O uso de água em data centers tem ganhado destaque em discussões recentes, em meio à necessidade de grandes volumes para manter a operação dessas estruturas responsáveis pelo suporte ao ambiente digital. A água é um recurso central nos sistemas de resfriamento, especialmente diante do processamento intensivo de dados, mas o consumo elevado tem gerado preocupação por seus possíveis impactos ambientais de longo prazo.

Nesse cenário, soluções de resfriamento com água em estado líquido vêm sendo apontadas como alternativas para aumentar a eficiência. Segundo estimativas do setor, essa tecnologia pode reduzir o consumo de energia em até 40%. A prática integra um conjunto mais amplo de iniciativas voltadas a tornar o uso da água em data centers mais sustentável em escala global.

Um estudo do Open Compute Project (OCP) aponta que o resfriamento líquido oferece vantagens significativas para data centers, sobretudo pela maior eficiência energética. Segundo o levantamento, a transferência de calor em estado líquido pode ser até 50 vezes mais eficaz, o que contribui para reduzir o uso de água e diminuir a necessidade de equipamentos como ar-condicionado e ventiladores.

O método também ajuda a cortar custos operacionais e a reduzir a pegada de carbono, favorecendo práticas mais sustentáveis no longo prazo. O OCP destaca ainda benefícios adicionais, como menor nível de ruído, devido à redução da ventilação, e menor desgaste dos equipamentos, já que o resfriamento líquido reduz variações bruscas de temperatura.

O consumo de água em data centers tem crescido de forma acelerada nos últimos anos, impulsionado principalmente pelo avanço da inteligência artificial, que demanda volumes maiores de energia e, consequentemente, de resfriamento. Um relatório divulgado pelo Google aponta que seus data centers utilizaram 20 bilhões de litros de água, com estimativa de que a IA tenha contribuído para um aumento de 20% nesse consumo.

A empresa afirma, porém, que pretende adotar práticas mais sustentáveis.
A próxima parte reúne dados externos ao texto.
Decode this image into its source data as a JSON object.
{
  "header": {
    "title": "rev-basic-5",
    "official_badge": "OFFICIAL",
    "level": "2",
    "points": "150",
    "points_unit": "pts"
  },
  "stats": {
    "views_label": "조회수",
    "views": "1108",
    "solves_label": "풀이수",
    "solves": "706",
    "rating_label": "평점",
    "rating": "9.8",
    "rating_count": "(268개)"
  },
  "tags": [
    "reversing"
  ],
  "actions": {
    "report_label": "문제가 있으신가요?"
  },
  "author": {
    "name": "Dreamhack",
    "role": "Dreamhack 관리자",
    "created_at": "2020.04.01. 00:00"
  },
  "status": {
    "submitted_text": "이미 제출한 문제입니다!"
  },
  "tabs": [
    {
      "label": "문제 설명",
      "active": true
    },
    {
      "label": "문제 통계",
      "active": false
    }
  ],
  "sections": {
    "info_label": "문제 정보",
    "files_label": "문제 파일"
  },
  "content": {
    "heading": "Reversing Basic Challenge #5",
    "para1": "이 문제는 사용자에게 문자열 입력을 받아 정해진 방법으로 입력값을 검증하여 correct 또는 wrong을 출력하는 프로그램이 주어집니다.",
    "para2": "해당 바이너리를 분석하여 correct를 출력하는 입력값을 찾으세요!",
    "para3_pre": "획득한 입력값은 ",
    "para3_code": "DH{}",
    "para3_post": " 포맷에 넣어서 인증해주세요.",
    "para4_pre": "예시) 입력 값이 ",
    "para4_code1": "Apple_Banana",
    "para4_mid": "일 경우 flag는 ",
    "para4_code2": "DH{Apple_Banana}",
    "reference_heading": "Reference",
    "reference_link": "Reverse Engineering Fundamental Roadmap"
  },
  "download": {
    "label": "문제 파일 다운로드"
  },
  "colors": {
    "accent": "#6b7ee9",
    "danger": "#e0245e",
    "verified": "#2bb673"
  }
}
Entre as metas anunciadas está a devolução ao meio ambiente de aproximadamente 120% da água utilizada até 2030.

O setor também tem registrado o surgimento de novas tecnologias voltadas à redução do consumo hídrico. Um exemplo é a startup irlandesa Nexalus, que desenvolveu um sistema de resfriamento direto de chips por meio de jatos de água líquida e quente aplicados nos componentes, buscando maior eficiência no controle térmico.

A Hostinger incluiu o tema do resfriamento líquido em uma campanha dedicada a discutir o impacto ambiental dos data centers, com o objetivo de ampliar o debate e estimular práticas de consumo energético mais responsáveis no setor de tecnologia. A empresa, que atua no segmento de hospedagem de sites, identificou um uso elevado de energia em suas operações e passou a investir em estratégias voltadas à sustentabilidade.

Desde 2024, toda a energia utilizada pela empresa passou a ser de origem renovável, antecipando em dois anos a meta inicialmente prevista para 2026. Rafael Hertel, Country Manager da Hostinger no Brasil, afirmou que a iniciativa integra um conjunto mais amplo de ações voltadas à sustentabilidade.

Hertel diz que a conclusão da transição para 100% de energia renovável nos data centers reflete o compromisso da companhia com eficiência e responsabilidade ambiental. Ele destacou que a empresa busca demonstrar que é possível conciliar desempenho e escalabilidade com práticas sustentáveis.

Segundo a companhia, a tendência é que, nos próximos anos, tanto o consumo de água quanto o de energia elétrica enfrentem limitações caso o modelo atual de uso seja mantido. Nesse contexto, soluções sustentáveis devem ganhar relevância para permitir a continuidade do avanço tecnológico sem ampliar a pressão sobre o meio ambiente.